Proposal: Upload Streaming
This is a first draft on how upload streaming will be implemented and how we can split it up into multiple MRs to simplify the review process.
Goal
The goal is for the API to have an endpoint with which a user can stream a file of arbitrary size to Sia which uploads this file chunk-by-chunk in real time without buffering any additional data on disk.
For that to work, the repair loop needs to be able to load chunks for repairs from arbitrary readers. We also need to make sure that streamed uploads have a higher priority than regular repairs. Maybe not within the workers themselves but at least within the upload loop.
We also need to extend the SiaFile
to be able to grow in size.
Roadmap
The following is a suggestion on how to split up the work that needs to be done.
-
Change the existing repair code to use Reader
s to repair files -
Add an AppendChunk
method to theSiaFile
to grow the.sia
file by a chunk -
Add the actual upload streaming endpoint -
Handling for interrupted streams (optional)
Open questions
How do we handle interrupted streams?
A stream could suddenly be interrupted for various reasons. That will almost always leave the file in a state where the last couple of chunks have a redundancy < MinRedundancy. We don't really need to handle that and could leave it to the user to delete that file and try again later. At least for the initial release of the feature.

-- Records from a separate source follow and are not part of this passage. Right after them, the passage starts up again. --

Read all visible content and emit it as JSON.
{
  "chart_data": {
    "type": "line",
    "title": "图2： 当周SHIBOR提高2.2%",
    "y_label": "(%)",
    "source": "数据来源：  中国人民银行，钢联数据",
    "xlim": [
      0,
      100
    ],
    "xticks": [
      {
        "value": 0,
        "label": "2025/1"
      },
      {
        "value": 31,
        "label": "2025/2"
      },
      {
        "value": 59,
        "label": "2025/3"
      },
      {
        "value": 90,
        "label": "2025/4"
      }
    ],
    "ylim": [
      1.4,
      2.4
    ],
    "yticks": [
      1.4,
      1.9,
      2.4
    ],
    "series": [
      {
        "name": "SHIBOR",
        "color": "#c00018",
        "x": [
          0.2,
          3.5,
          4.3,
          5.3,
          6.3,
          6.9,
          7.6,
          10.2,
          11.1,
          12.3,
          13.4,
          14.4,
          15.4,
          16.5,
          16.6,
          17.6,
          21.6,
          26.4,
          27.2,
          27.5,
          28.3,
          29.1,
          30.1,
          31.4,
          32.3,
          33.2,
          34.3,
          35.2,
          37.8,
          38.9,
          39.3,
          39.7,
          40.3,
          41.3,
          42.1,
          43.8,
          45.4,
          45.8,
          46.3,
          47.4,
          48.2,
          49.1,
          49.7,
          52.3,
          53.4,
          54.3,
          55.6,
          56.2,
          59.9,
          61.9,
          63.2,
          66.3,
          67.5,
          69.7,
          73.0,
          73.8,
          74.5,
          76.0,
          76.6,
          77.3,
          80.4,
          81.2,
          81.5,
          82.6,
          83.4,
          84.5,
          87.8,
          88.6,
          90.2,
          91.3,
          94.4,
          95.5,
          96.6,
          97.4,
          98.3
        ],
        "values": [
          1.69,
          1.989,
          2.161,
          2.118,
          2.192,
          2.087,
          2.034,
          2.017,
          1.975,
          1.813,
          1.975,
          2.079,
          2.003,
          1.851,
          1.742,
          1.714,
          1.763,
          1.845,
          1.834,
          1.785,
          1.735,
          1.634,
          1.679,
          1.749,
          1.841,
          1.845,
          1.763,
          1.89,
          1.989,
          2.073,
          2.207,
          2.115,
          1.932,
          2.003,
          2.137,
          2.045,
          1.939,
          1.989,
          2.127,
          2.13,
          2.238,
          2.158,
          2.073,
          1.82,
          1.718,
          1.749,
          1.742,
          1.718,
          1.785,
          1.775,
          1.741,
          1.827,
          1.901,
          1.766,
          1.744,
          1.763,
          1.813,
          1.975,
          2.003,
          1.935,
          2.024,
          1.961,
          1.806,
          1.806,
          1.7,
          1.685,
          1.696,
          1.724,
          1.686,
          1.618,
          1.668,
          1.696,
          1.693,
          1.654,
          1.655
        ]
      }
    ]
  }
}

A more sophisticated solution would be to have a repair
endpoint. It takes a file-offset as an argument, a siapath and a stream of data. The node would then skip the stream for chunks which are already fully repaired, repair the bad ones and append the rest of the data at the end of the file.
The nice thing about that is, that it would also work for files which haven't been uploaded using the upload-streaming endpoint.